Lui qui avait toujours été si vivant, le premier à faire une farce, lancer un bon mot, lui qui adorait la poésie et la musique, qui riait pour un rien, il s'était tu, et ne chantonnerait plus jamais du Brassens, les soirs d'été, assis dans la balancelle. Il restera pour moi une figure du bonheur auquel on n'accède qu'enfant. Des milliers de souvenirs sont liés à lui, des tombolas aux barbecues, en passant par les cours de guitare et sa façon de systématiquement piquer le pain de son voisin à table, toujours avec un sourire plein de malice. Ils furent, avec ma grand-mère, des grands-parents merveilleux. Bien sûr aujourd'hui je sais que, comme tous les adultes, ils avaient leurs failles et que, comme tous les parents, ils ont fait des erreurs. Mais les grands-parents n'ont souvent rien à voir avec les parents qu'ils ont été, et avec nous il n'y eut plus d'erreurs, ou si petites qu'elles paraissent aujourd'hui bien peu de choses par rapport au bonheur qui se dégage des étés passés en leur compagnie. Ma grand-mère continuât un temps à organiser les célèbres tombolas, avec mille et un gadgets à gagner qui nous ravissaient.
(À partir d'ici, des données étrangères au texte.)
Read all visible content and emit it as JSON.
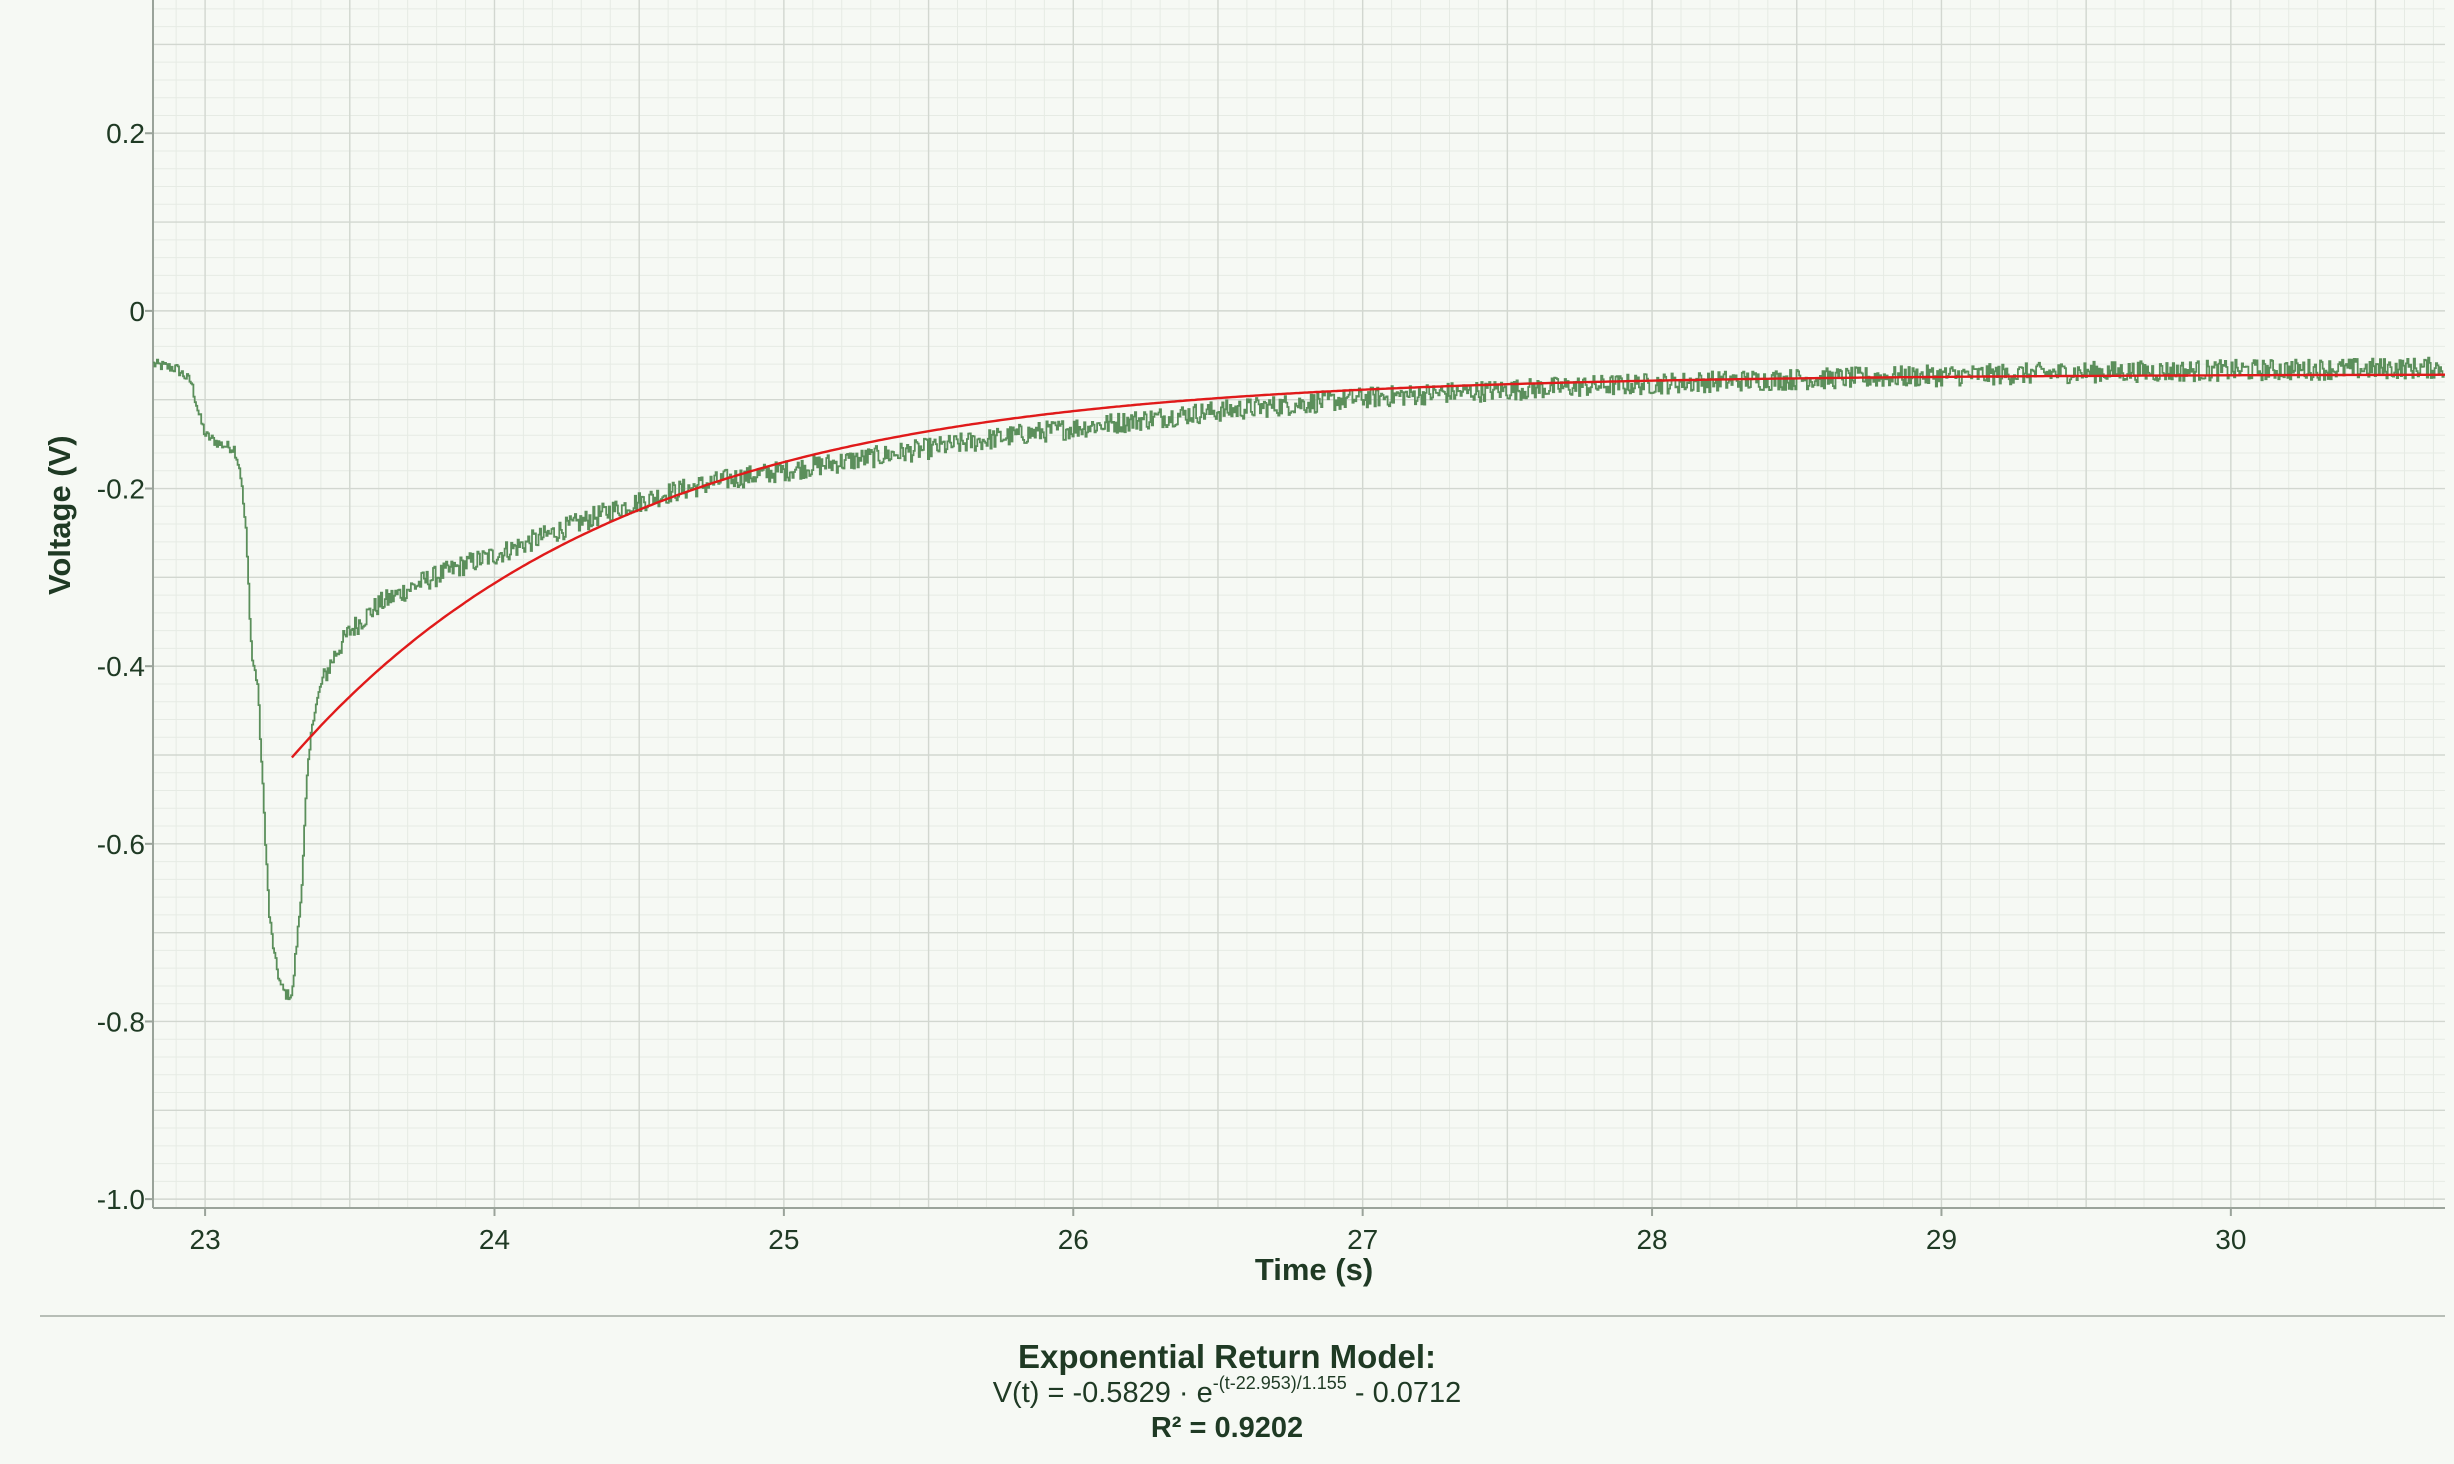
{
  "chart_data": {
    "type": "line",
    "title": "",
    "xlabel": "Time (s)",
    "ylabel": "Voltage (V)",
    "xlim": [
      22.82,
      30.74
    ],
    "ylim": [
      -1.01,
      0.35
    ],
    "x_ticks": [
      23,
      24,
      25,
      26,
      27,
      28,
      29,
      30
    ],
    "y_ticks": [
      0.2,
      0,
      -0.2,
      -0.4,
      -0.6,
      -0.8,
      -1.0
    ],
    "y_tick_labels": [
      "0.2",
      "0",
      "-0.2",
      "-0.4",
      "-0.6",
      "-0.8",
      "-1.0"
    ],
    "grid": true,
    "minor_grid": true,
    "series": [
      {
        "role": "measured",
        "color": "#5b8f5b",
        "style": "stepped-noisy",
        "x": [
          22.82,
          22.9,
          22.95,
          22.98,
          23.0,
          23.05,
          23.1,
          23.12,
          23.14,
          23.16,
          23.18,
          23.2,
          23.22,
          23.24,
          23.26,
          23.28,
          23.3,
          23.31,
          23.33,
          23.35,
          23.37,
          23.4,
          23.45,
          23.5,
          23.6,
          23.75,
          23.9,
          24.0,
          24.2,
          24.4,
          24.6,
          24.8,
          25.0,
          25.2,
          25.4,
          25.6,
          25.8,
          26.0,
          26.2,
          26.4,
          26.6,
          26.8,
          27.0,
          27.25,
          27.5,
          27.75,
          28.0,
          28.25,
          28.5,
          28.75,
          29.0,
          29.25,
          29.5,
          29.75,
          30.0,
          30.25,
          30.5,
          30.74
        ],
        "y": [
          -0.06,
          -0.065,
          -0.08,
          -0.12,
          -0.14,
          -0.15,
          -0.155,
          -0.18,
          -0.25,
          -0.39,
          -0.42,
          -0.55,
          -0.68,
          -0.73,
          -0.76,
          -0.77,
          -0.77,
          -0.73,
          -0.66,
          -0.53,
          -0.46,
          -0.42,
          -0.385,
          -0.36,
          -0.33,
          -0.305,
          -0.285,
          -0.275,
          -0.25,
          -0.225,
          -0.205,
          -0.19,
          -0.18,
          -0.17,
          -0.16,
          -0.15,
          -0.14,
          -0.132,
          -0.124,
          -0.116,
          -0.11,
          -0.104,
          -0.098,
          -0.093,
          -0.089,
          -0.085,
          -0.082,
          -0.079,
          -0.077,
          -0.075,
          -0.073,
          -0.071,
          -0.069,
          -0.068,
          -0.067,
          -0.066,
          -0.065,
          -0.064
        ]
      },
      {
        "role": "fit",
        "color": "#e01a1a",
        "model": {
          "A": -0.5829,
          "t0": 22.953,
          "tau": 1.155,
          "C": -0.0712,
          "t_start": 23.3,
          "t_end": 30.74
        }
      }
    ]
  },
  "model": {
    "title": "Exponential Return Model:",
    "equation_prefix": "V(t) = -0.5829 · e",
    "equation_exponent": "-(t-22.953)/1.155",
    "equation_suffix": " - 0.0712",
    "r_squared": "R² = 0.9202"
  }
}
Puis, un jour, peut être parce qu'on avait grandi et, surtout, parce que les festivités étaient à présent teintées de tristesse, les tombolas prirent fin. Une époque était révolue. Ce fût, pour ma part, une page difficile à tourner. Je m'en suis longtemps voulu d'avoir laissé cette mort en suspens, cette mort à laquelle je n'avais pas cru, et qui avait emporté notre héros, auquel, feutrée dans mon déni, je n'avais pas pu dire au-revoir correctement.